Redação Rios
MANAUS (AM) – Um relatório da Organização Pan-Americana da Saúde (OPAS) apontou que quase metade da população das Américas convive com pelo menos uma doença neurológica. No continente americano, 470 milhões de pessoas são afetadas. Demências como Alzheimer são os distúrbios que mais atingem os idosos.
Já entre os adolescentes e jovens adultos, a enxaqueca surgiu como uma das principais causas de incapacidade. Segundo a Organização Mundial da Saúde (OMS), a doença afeta cerca de 30 milhões de brasileiros. Além disso, outros 27 milhões convivem com a condição sem diagnóstico, de acordo com um levantamento realizado com o apoio da Abraces (Associação Brasileira de Cefaleia em Salvas e Enxaqueca). Entre as pessoas diagnosticadas, as mulheres representam aproximadamente 75% dos casos.

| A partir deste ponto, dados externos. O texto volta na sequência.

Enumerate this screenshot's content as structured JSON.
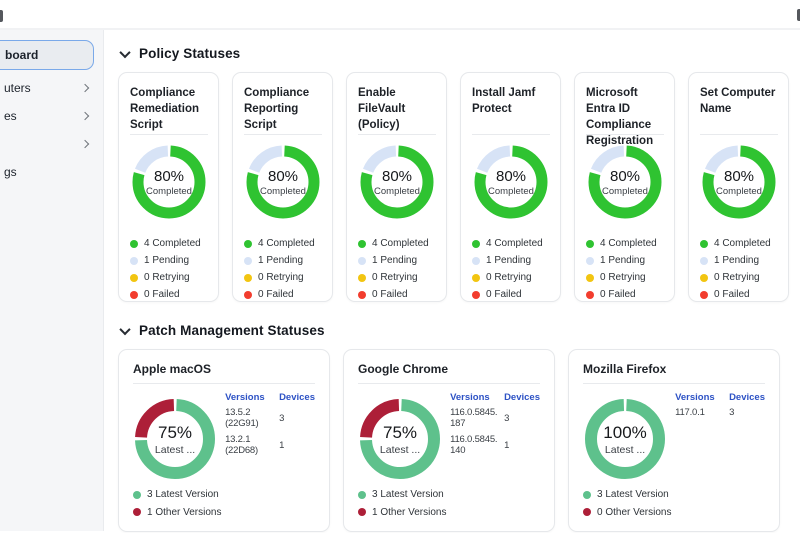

De acordo com a neurologista Thais Villa, especialista no diagnóstico e tratamento da enxaqueca e fundadora do Headache Center Brasil, clínica pioneira no cuidado integrado da doença, que acaba de completar 10 anos de atuação, as mulheres são as mais impactadas pela condição. Elas tendem a apresentar crises de dor de cabeça e outros sintomas associados mais intensos, frequentes e duradouros, o que também faz com que procurem com mais frequência atendimento médico especializado.

Essa vulnerabilidade está relacionada, principalmente, às oscilações hormonais. O estrogênio, hormônio presente em maior concentração no organismo feminino, exerce influência direta sobre os mecanismos cerebrais envolvidos na percepção e modulação da dor. Por isso, variações nos níveis desse hormônio como as que ocorrem ao longo do ciclo menstrual, podem atuar como gatilhos ou intensificar as crises de enxaqueca em algumas mulheres.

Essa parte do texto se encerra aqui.